Selasa, 27 Oktober 2015

Pak Presiden dan Kabut Asap
Ditulis oleh : Alif Fahren
           
     Bencana kabut asap tahun ini merupakan yang terparah yang pernah melanda indonesia terutama bumi sumatera dan kalimantan. Sudah sekitar 3 bulan anak anak, remaja, orang dewasa bahkan lansiapun harus menghirup udara yang bercampur dengan asap pembakaran lahan gambut.

                Menurut Kepala Pusat Data Informasi dan Humas BNPB Sutopo Purwo Nugroho yang dikutip dari BBC News Indonesia tanggal 24 September 2015, , menyebutkan terdapat 1.143 titik panas atau hotspot di Pulau Sumatera. Dari jumlah tersebut, sebaran terbanyak berada di Sumatera Selatan dengan 724 titik api dan Jambi dengan 234 titik api.

                Akibat dari peningkatan titik panas tersebut berpengaruh terhadap berkurangnya jarak pandang dan memburuknya kualitas udara di beberapa kota di sumatera dan kalimantan. Tercatat Kualitas udara di Pekanbaru mencapai 984 PSI atau masuk dalam kategori berbahaya dengan jarak pandang hanya sekitar 200 meter, Sedangkan di kota Palembang tercatat tingkat pencemaran udara mencapai 550 PSI. Dimana dikatakan berbahaya apabila tingkat pencemaran udara berada di rentang 300 – 500 PSI.

                Hal ini mengundang tanda tanya besar apakah sudah ada keseriusan pemerintah dalam menangani bencana asap ini yang dari tahun ke tahun selalu terulang kembali dan semakin parah.
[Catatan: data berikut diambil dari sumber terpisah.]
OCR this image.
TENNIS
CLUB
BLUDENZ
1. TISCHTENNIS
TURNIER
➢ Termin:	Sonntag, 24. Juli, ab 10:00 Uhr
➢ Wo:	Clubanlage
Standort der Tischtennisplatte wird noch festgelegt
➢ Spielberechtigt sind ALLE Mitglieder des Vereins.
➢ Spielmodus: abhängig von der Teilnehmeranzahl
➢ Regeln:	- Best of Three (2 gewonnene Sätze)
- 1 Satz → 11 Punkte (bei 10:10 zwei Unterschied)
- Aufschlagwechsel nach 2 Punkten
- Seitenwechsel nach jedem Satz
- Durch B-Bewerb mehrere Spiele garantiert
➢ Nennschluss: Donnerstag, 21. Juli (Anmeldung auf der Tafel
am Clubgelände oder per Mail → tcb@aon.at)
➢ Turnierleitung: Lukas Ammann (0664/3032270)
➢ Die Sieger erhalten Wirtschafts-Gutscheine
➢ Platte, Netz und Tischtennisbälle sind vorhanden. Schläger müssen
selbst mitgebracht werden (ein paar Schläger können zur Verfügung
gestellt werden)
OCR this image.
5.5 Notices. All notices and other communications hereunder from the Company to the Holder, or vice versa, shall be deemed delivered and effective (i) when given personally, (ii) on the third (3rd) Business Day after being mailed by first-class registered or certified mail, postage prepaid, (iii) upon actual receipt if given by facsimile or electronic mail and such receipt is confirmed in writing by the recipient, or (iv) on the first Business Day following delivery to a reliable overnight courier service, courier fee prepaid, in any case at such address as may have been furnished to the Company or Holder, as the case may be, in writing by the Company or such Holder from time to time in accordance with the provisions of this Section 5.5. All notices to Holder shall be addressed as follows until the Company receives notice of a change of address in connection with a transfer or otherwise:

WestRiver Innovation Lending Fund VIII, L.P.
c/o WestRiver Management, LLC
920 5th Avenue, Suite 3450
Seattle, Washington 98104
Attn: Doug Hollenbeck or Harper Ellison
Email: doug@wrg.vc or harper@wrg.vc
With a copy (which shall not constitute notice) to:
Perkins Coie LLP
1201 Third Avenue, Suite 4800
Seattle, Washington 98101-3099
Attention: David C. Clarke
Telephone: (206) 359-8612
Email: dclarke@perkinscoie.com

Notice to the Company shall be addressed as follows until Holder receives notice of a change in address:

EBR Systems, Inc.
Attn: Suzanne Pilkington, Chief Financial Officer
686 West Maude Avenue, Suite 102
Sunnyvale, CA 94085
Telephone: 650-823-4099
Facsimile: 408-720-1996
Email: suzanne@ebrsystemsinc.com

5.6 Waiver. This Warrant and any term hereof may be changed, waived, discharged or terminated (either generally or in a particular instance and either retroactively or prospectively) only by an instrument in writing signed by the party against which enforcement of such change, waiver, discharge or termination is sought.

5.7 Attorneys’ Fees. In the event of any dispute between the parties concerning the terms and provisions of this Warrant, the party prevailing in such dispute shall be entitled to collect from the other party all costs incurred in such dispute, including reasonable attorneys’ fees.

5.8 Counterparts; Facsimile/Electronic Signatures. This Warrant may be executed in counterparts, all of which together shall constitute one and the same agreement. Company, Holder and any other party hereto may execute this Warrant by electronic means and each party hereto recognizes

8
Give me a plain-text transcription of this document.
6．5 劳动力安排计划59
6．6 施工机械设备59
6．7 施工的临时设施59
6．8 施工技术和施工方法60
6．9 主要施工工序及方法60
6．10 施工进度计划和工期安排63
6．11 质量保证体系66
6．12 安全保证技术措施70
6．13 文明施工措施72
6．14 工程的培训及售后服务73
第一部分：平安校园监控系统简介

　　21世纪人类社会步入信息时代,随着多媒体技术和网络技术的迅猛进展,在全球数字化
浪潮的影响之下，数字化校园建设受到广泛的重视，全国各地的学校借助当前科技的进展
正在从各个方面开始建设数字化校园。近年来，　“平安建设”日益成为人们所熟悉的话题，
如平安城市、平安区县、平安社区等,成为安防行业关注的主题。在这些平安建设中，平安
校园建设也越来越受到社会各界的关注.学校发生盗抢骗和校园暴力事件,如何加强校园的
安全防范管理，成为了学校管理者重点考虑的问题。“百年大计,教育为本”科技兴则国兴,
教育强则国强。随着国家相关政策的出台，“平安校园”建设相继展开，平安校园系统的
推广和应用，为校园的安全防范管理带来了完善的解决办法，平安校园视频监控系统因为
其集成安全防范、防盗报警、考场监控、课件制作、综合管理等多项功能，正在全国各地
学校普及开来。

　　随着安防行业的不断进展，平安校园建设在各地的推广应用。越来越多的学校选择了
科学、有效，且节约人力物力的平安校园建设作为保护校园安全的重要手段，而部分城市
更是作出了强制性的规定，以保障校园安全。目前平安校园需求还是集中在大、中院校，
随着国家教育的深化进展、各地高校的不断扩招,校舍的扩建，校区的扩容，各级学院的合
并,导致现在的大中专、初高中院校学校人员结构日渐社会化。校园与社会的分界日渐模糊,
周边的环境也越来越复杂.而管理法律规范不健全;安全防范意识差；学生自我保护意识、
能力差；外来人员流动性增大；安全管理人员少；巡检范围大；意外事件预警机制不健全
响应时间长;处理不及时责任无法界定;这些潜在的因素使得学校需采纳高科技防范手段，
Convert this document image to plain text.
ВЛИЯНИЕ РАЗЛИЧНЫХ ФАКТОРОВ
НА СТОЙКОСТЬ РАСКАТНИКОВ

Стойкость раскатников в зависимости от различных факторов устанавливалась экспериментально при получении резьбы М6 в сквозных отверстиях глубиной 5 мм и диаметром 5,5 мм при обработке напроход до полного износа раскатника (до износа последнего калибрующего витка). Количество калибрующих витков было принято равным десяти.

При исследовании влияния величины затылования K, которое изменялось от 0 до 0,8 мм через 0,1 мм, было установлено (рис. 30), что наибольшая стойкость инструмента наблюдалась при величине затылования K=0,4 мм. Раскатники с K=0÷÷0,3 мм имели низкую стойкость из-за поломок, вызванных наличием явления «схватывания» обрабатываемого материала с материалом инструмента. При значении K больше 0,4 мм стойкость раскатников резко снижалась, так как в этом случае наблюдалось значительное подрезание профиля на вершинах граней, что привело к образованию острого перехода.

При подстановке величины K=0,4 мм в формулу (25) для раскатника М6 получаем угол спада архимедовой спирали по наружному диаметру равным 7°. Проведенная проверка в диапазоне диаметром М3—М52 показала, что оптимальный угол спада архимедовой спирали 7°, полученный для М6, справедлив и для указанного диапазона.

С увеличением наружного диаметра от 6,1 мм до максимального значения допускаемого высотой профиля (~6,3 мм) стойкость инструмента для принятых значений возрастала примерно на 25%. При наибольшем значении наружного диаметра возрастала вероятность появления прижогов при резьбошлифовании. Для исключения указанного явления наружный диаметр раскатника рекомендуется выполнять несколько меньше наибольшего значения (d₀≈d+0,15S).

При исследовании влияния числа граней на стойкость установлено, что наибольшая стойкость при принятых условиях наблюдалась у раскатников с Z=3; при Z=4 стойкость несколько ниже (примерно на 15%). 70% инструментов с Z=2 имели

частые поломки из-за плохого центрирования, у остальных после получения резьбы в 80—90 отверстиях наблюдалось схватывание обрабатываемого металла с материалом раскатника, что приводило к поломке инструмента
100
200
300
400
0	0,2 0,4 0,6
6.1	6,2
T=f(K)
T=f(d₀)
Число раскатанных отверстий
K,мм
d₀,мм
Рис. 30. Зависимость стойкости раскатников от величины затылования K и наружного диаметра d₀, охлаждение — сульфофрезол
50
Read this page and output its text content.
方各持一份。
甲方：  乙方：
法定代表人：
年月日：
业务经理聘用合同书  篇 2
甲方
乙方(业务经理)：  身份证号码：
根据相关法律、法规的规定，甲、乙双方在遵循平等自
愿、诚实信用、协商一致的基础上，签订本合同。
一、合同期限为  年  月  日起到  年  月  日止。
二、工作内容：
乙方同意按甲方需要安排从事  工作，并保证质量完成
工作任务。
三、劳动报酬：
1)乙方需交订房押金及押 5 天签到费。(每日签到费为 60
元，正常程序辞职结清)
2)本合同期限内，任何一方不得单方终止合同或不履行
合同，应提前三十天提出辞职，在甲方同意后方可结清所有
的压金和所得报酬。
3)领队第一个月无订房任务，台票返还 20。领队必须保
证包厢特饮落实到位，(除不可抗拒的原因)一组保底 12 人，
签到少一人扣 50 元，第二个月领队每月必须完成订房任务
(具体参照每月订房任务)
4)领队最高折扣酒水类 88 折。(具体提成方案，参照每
Kebijakan memang sudah diambil oleh pemerintah seperti dengan mengerahkan helikopter helikopter pengankut air untuk memadamkan api, menerima bantuan dari negara negara tetangga untuk pemadaman api dan sebgainya.Namun hal tersebut menurut hemat saya hanya sebuah penanggulangan singkat saja dan terasa percuma apabila tidak ada pemikiran untuk menanggulangi bencana asap ini dalam jangka panjang.

                Sebenarnya ada beberapa opsi untuk menanggulangi bencana asap dalam jangka panjang yaitu dengan merevisi Undang – undang Nomor 32 Dalam Pasal 69 tahun 2009 tentang Pengelolaan Lingkungan Hidup yang mana disebutkan untuk pembukaan lahan dengan cara dibakar hanya dibatasi 2 hekta are perkepala keluarga saja. Menurut saya dalam pelaksanaannya sulit untuk membakar hanya 2 heta are saja karena pembakaran lahan bisa saja bisa merembes lebih dari 2 hekta are yang terjadi seperti sekarnag ini.

                Lalu cara selanjutnya adalah dengan memperketat izin pendirian perusahaan sawit maupun perusahaan pertanian lainnya. Ditilik dari dewasa ini karena makin banyaknya perushaan sawit yang berdiri mengindikasikan harus semakin banyaknya pembukaan lahan untuk kepentingan perusahaan tersebut yang mengindikasikan makin banyaknya lahan yang harus dibuat untuk kepentingan perusahaannya.

                Pada akhirnya bencana asap harus ditanggulangi secara konkrit agar masyarakat tidak terapas hak asasi manusianya dalam menghirup udara segar dan tidak ada lagi jatuh korban di masa mendatang.